By the year 2022, only 20% of analytics insight would be able to deliver successful business outcomes.
Organizations are smitten with data. A successful business demands smart data analytics. However, despite the resources invested by the organizations for data analytics, many of them are unable to meet the desired expectations. A report by Gartner states that by the year 2022 , only 20% of analytics insight would be able to deliver successful business outcomes. Prashanth Southekal, a business analytics author says that even though most companies have resources, technology, people and data, they fail to manage data and insights. That’s why they do not get the desired business outcomes.
He has outlined some prominent analytics practices that would help in achieving the desired outcome.
Analytics View Of Data
Undoubtedly the generation of data on an everyday basis is humongous. Businesses are applying various methodologies for drawing meaningful insights from the data, but still are unable to reach the desired goal. Instead of focusing on the answer that could dictate the data model, organizations are more determined to collect huge amount of data. This makes the task of assembling and segregating data time-consuming.
Southekal outlines three major types of classification of data that would assist in drawing out meaningful insights. One when the data is collected, it must be stored as reference data, which covers business categories such as plants, currencies and line of business, master data, which includes suppliers, products and customers, and transactional data, which involves purchase orders, invoices and payroll runs.

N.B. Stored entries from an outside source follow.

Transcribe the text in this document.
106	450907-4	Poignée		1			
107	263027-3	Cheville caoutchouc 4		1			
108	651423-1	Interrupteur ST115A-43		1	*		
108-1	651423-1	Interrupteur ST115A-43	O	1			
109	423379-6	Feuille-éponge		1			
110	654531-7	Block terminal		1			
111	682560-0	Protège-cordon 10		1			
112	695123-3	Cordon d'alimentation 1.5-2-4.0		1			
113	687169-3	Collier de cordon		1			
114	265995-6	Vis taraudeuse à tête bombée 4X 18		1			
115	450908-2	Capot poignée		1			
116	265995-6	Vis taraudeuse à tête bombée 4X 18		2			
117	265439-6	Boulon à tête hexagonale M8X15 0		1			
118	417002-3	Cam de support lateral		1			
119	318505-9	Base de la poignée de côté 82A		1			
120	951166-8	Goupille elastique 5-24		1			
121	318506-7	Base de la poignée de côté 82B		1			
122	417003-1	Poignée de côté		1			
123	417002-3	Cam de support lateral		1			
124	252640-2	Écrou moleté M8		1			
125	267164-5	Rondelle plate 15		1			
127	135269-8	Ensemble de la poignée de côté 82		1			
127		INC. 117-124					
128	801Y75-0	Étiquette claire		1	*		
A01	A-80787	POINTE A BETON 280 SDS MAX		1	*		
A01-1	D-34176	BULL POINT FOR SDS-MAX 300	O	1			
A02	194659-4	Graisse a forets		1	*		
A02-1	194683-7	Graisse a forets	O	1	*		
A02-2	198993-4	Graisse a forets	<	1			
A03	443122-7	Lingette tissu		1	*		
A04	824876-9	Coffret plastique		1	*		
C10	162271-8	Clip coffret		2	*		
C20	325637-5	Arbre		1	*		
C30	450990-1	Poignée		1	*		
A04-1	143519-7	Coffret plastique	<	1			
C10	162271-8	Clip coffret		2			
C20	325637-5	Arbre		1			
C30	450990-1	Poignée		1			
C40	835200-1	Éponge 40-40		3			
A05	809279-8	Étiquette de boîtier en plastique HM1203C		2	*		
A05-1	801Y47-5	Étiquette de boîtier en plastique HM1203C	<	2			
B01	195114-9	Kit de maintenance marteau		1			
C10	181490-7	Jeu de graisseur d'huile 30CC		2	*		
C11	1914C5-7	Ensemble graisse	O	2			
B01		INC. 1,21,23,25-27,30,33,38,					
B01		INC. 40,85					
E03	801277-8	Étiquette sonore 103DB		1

Sourcing Data Strategically
The data that is collected by companies is often either not correct, or is not enough to draw meaningful insights. While many companies wait to collect the proper data, Southekal points out that for successful analytics, perfection is not necessary, but focus must be given at progression.
Southekal says that if the organizations are unable to retrieve quality data then it can be acquired, either through purchase from providers or from open source resources. Another method of sampling the data will make the data more useable, and will reduce the cycling data. Moreover, Southekal suggests feature engineering as another option where machine learning models can be leveraged in existing data set, domain expertise and intuition into smarter data tuned for analytics.
Moving from Analytics Projects to Analytics Products
Southekal emphasises that instead of making efforts to channel analytics projects, organizations must focus on analytics products. This approach will be lucrative for business performance and will garner financial benefits from data insights. This approach also broadens the horizon of improvement and smart decision making.
Focusing on the Stakeholders goals for key performance indicators
Another practice for drawing maximum benefits from the analytics is to keep in focus the stakeholders goals. As they are an important entity for a successful business, the engagement and support of stakeholders must be initiated at the early levels of analytics operations. It becomes imperative to achieve successful business outcomes, that the stakeholders’ specific requirements, and assumptions must be clarified.
Building strong Analytics Team
While organizations invest heavily on building resilient and impactful data teams, structuring analytics team is not a priority. Southekal points that for establishing successful analytics, the companies must cultivate hypothesis-based methodologies mindset, and that analytics expertise amalgamates financial or regulatory reporting to involve operations and growth revenue.